Muito bem, agora o Conselho Nacional de Trânsito (imagino que o mesmo operoso órgão que adotou o tal kit) resolveu que os novos carros sairão de fábrica com um aparelho eletrônico, se não me engano uma espécie de GPS, destinado a localizar os carros furtados. Diz o Contran que está apenas cumprindo a lei, a qual ordena que os carros saiam de fábrica com um equipamento antifurto.
Mentira ou distorção, uma atrás da outra. A lei de fato diz que deve ser instalado um equipamento antifurto nos carros, mas não diz qual. E esse tal localizador é exatamente isto: localizador, não equipamento antifurto. Encontra o carro depois do furto, provavelmente todo depenado ou amassado. Mas escolheram esse para nos empurrar goela abaixo, queiramos ou não, desvirtuando a lei ou não. São mais mil a dois mil reais por carro, devidamente repassados ao comprador final. As montadoras, diante desse repasse, devem estar se lixando para a medida, até porque talvez estejam fazendo excelentes negócios com fabricantes de localizadores eletrônicos.
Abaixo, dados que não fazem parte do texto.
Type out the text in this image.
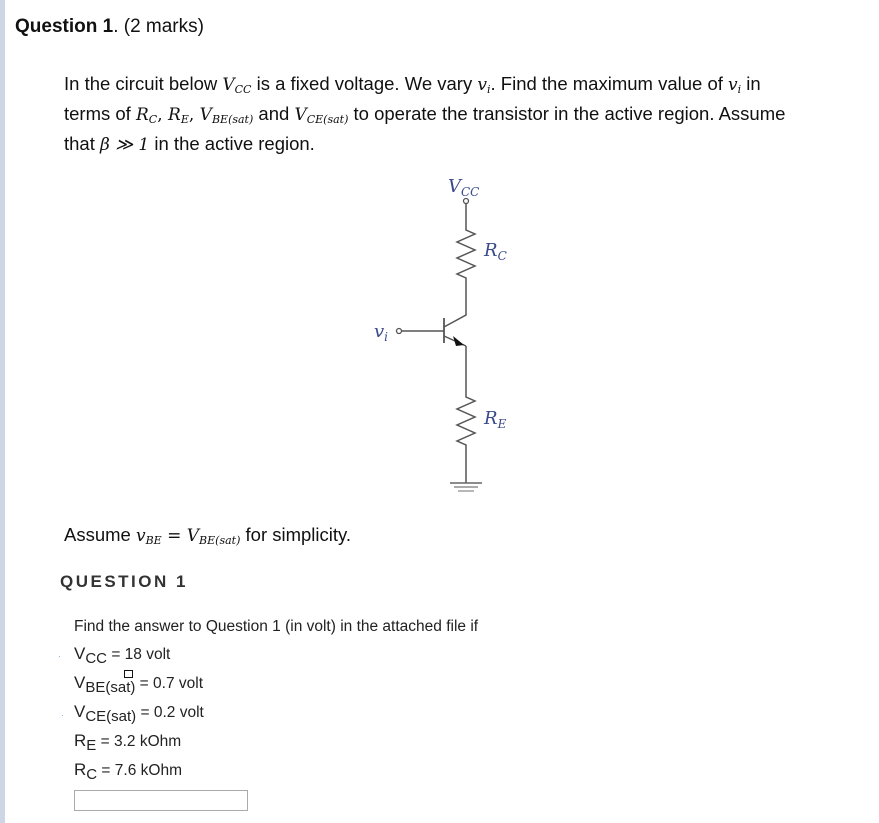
Question 1. (2 marks)
In the circuit below $V_{CC}$ is a fixed voltage. We vary $v_i$. Find the maximum value of $v_i$ in
terms of $R_C$, $R_E$, $V_{BE(sat)}$ and $V_{CE(sat)}$ to operate the transistor in the active region. Assume
that β ≫ 1 in the active region.
$V_{CC}$
$R_C$
$R_E$
$v_i$
Assume $v_{BE} = V_{BE(sat)}$ for simplicity.
QUESTION 1
Find the answer to Question 1 (in volt) in the attached file if
VCC = 18 volt
VBE(sat) = 0.7 volt
VCE(sat) = 0.2 volt
RE = 3.2 kOhm
RC = 7.6 kOhm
Aliás, devem estar sendo feitos excelentes negócios em muitas áreas correlatas. Por exemplo, o feliz comprador de um carro equipado com uma geringonça que nunca pediu, nunca quis ou na qual nunca pensou pode, um belo dia, já que o dinheiro estará gasto mesmo, usar o aparelho. Ah-ha¡ Para isso precisará contratar os serviços de uma empresa rastreadora, que conectará o seu localizador aos computadores dela e lhe cobrará a módica quantia, segundo ouço, de sessenta a oitenta reais por mês.
Quer dizer, claro que pode ser tudo fruto de mera incompetência, primeiro-mundismo desenfreado, ou problema nos reversores, nunca se sabe. Mas, diante do que aparece à nossa frente todo dia, ninguém nos pode negar o direito de suspeitar que o que está acontecendo é outra grande jogada para faturar uma grana preta, desta feita com bem maior continuidade do que o kit de primeiros socorros. Imaginem, companheiros e companheiras de rebanho, um aparelhinho bem faturadinho em cada carro, o dono pagando, queira ou não queira. E um felizardo elenco de empresas rastreadoras com uma freguesia cativa, já tudo montado para atacar o novo mercado.
Sim, posso estar errado. Todo dia lembro a admoestação do presidente, quanto a presumir a inocência do acusado até que seja provada sua culpa. E vejo o cuidado com que a Zelite política observa esse princípio, tanto assim que, pelo andar da carruagem, as cuidadosas investigações sobre o dr. Renan Calheiro deverão durar, se tanto, mais uns quinze anos, o dr. Tuma é ligeiro. Posso, posso estar errado, sim.
Pois desculpem se estou errado, mas para mim esse negócio é jogada, é mais uma mutreta impune e com a colaboração ativa do governo, é mais gente metendo a mão no bolso do cidadão, é a bandidagem geral que assola a nação se alastrando e enraizando por todas as áreas de atividade. Vamos engolir tudo calados outra vez? Bem, pelo menos eu resolvi que não ia ficar calado. E, sinceramente, se esse negócio não for derrubado, nunca mais levo a sério reclamação ou queixa de ninguém, vou concluir que reclamam mas gostam.